Shakespeare’s Hamlet is the story of a young prince demented by his father’s murder by his brother Claudius, who then marries the king’s widow. Money, power or romantic liaisons have been the cause, and jealousy the motivating factor behind cases of fratricide. If in barbarian times, kings killed to get their way, today in ostensibly more civilized times, rich businessmen cut each other out and break off ties with brothers in a more restrained manner, until an incident like Ponty-Hardeep strips the civilized veneer to expose the fundamental emotions that still rage within.

Brother killing brother is a parent’s worst nightmare, and yet it is parents who are responsible for laying the foundation of the relationship siblings share as they grow up. What parents do to promote harmony, and to discourage sibling rivalry, is vital to how sibling relationships will play out later. Parents need to be aware that they have to play an active role to this end, and not just let relationships drift! Feelings of insecurity and jealousy are natural amongst siblings. An insensitive and unthinking response from parents can tilt the balance to a lifetime of rivalry and dislike. Scolding and humiliating one child for hurting or showing down a sibling will only entrench such behaviour. It is better to understand the child’s insecurity and address the issue by giving equal time and importance to both children.

Sometimes in order to inculcate discipline, parents compare one child to another, which is unforgivable! Never praise a child at the expense of another. Children should be taught to respect each other’s differences, strengths and weaknesses and actively taught anger management. Inculcate family values, the importance of togetherness and loving each other. They should be told that friends may come and go, but siblings are forever and a great support system when things go wrong. Children should be taught to stand up for each other and to share in each other’s successes and failures.

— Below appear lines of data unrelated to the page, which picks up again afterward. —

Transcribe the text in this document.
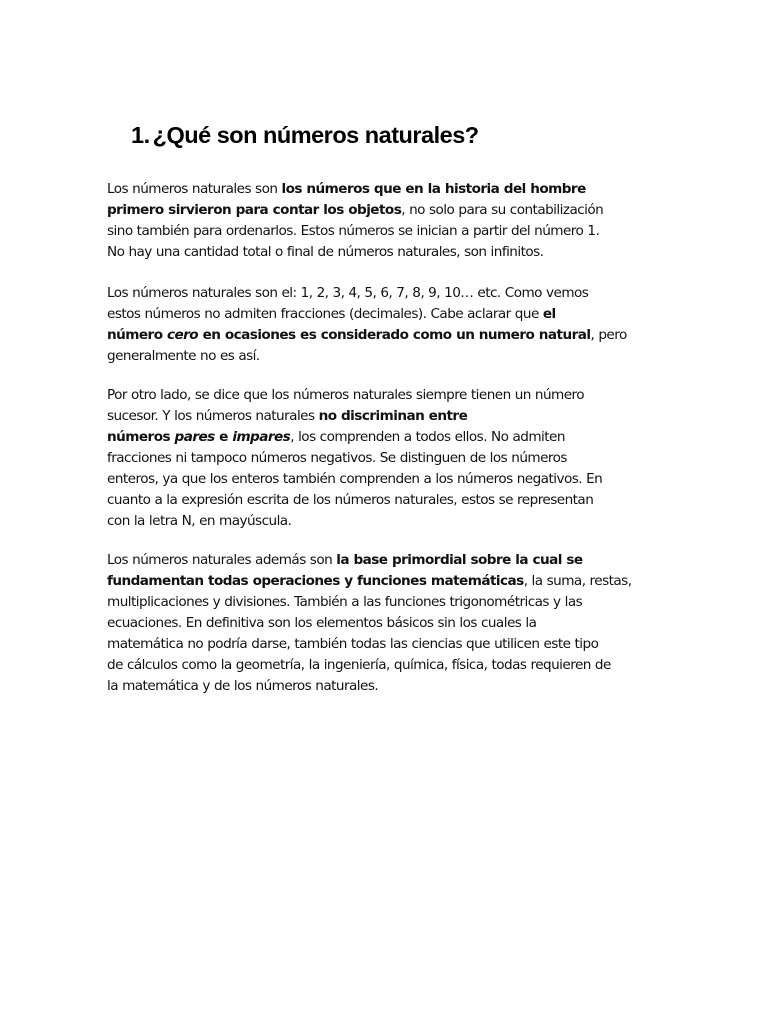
1. ¿Qué son números naturales?

Los números naturales son los números que en la historia del hombre
primero sirvieron para contar los objetos, no solo para su contabilización
sino también para ordenarlos. Estos números se inician a partir del número 1.
No hay una cantidad total o final de números naturales, son infinitos.

Los números naturales son el: 1, 2, 3, 4, 5, 6, 7, 8, 9, 10… etc. Como vemos
estos números no admiten fracciones (decimales). Cabe aclarar que el
número cero en ocasiones es considerado como un numero natural, pero
generalmente no es así.

Por otro lado, se dice que los números naturales siempre tienen un número
sucesor. Y los números naturales no discriminan entre
números pares e impares, los comprenden a todos ellos. No admiten
fracciones ni tampoco números negativos. Se distinguen de los números
enteros, ya que los enteros también comprenden a los números negativos. En
cuanto a la expresión escrita de los números naturales, estos se representan
con la letra N, en mayúscula.

Los números naturales además son la base primordial sobre la cual se
fundamentan todas operaciones y funciones matemáticas, la suma, restas,
multiplicaciones y divisiones. También a las funciones trigonométricas y las
ecuaciones. En definitiva son los elementos básicos sin los cuales la
matemática no podría darse, también todas las ciencias que utilicen este tipo
de cálculos como la geometría, la ingeniería, química, física, todas requieren de
la matemática y de los números naturales.
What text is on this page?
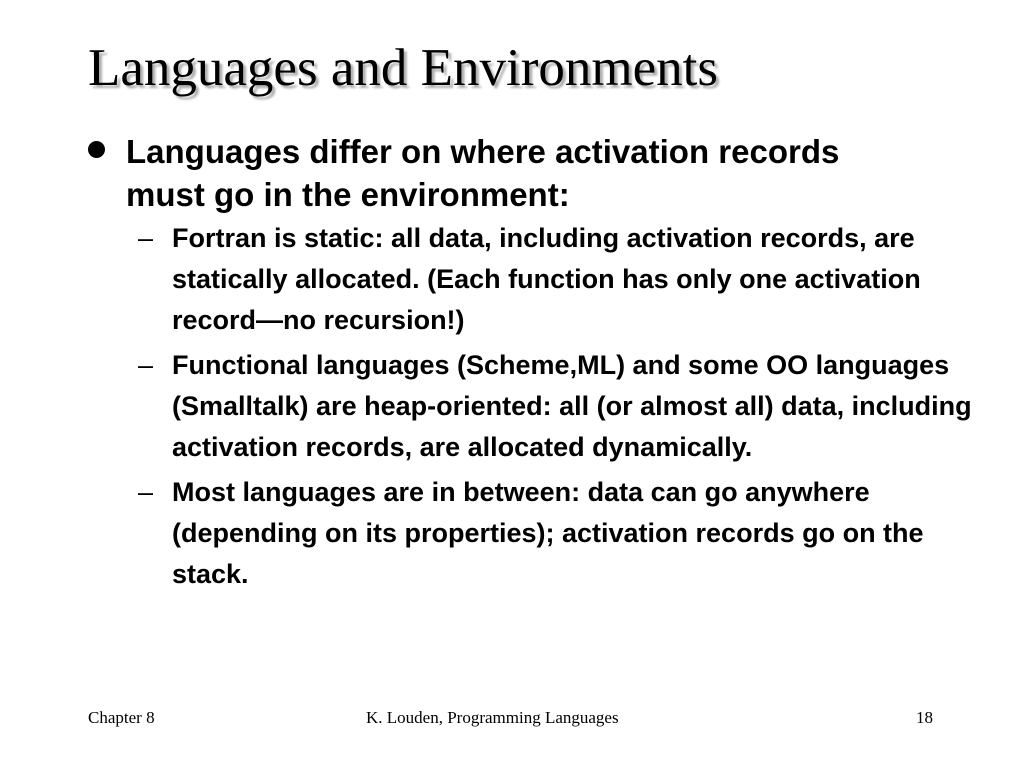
Languages and Environments
Languages differ on where activation records must go in the environment:
– Fortran is static: all data, including activation records, are statically allocated. (Each function has only one activation record—no recursion!)
– Functional languages (Scheme,ML) and some OO languages (Smalltalk) are heap-oriented: all (or almost all) data, including activation records, are allocated dynamically.
– Most languages are in between: data can go anywhere (depending on its properties); activation records go on the stack.
Chapter 8	K. Louden, Programming Languages	18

Introduce certain family practices such as dinner together at the same table, celebrating festivals together, praying together or a nightly family gossip session. It could be something as simple as a drive for ice cream every Sunday, or sitting around a bonfire on winter weekend nights, or playing scrabble, dumb charades, chess, whatever! Habits die hard and these moments of togetherness are what cement love and relationships in later years. In moments of stress between siblings, an old habit or memory could help bring back the shared warmth and love of childhood.

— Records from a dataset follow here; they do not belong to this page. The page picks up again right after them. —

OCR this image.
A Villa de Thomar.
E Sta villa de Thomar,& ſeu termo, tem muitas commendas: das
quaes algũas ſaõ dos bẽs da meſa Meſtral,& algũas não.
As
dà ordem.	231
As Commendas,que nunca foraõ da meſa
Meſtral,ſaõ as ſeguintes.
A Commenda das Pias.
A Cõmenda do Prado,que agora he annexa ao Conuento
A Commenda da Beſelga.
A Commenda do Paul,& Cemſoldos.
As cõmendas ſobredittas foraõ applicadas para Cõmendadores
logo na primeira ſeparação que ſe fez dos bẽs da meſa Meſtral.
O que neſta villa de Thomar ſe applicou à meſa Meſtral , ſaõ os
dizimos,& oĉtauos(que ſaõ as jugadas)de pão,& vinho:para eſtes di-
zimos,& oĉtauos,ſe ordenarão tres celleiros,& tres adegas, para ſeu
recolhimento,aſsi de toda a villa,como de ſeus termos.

Especially for privileged families, it is very important to teach children values that too much money and power may lead them to forget in the later years. They have to be taught at an early age that they have special duties and responsibilities because they are privileged. Children must be taught the importance of giving back and sharing. Being made aware of the lesser-privileged classes and the importance of charity work is important to keep them grounded. Parents must be especially careful to drive home to children the importance of love and relationships and the transience of life and material possessions; of the criticality of keeping in touch with one’s own true self, and being true to your loved ones as well!

If the grounding and values are solid and the foundation for a deep affection strong, how can a brother even think of killing a brother for something as transient as wealth or power?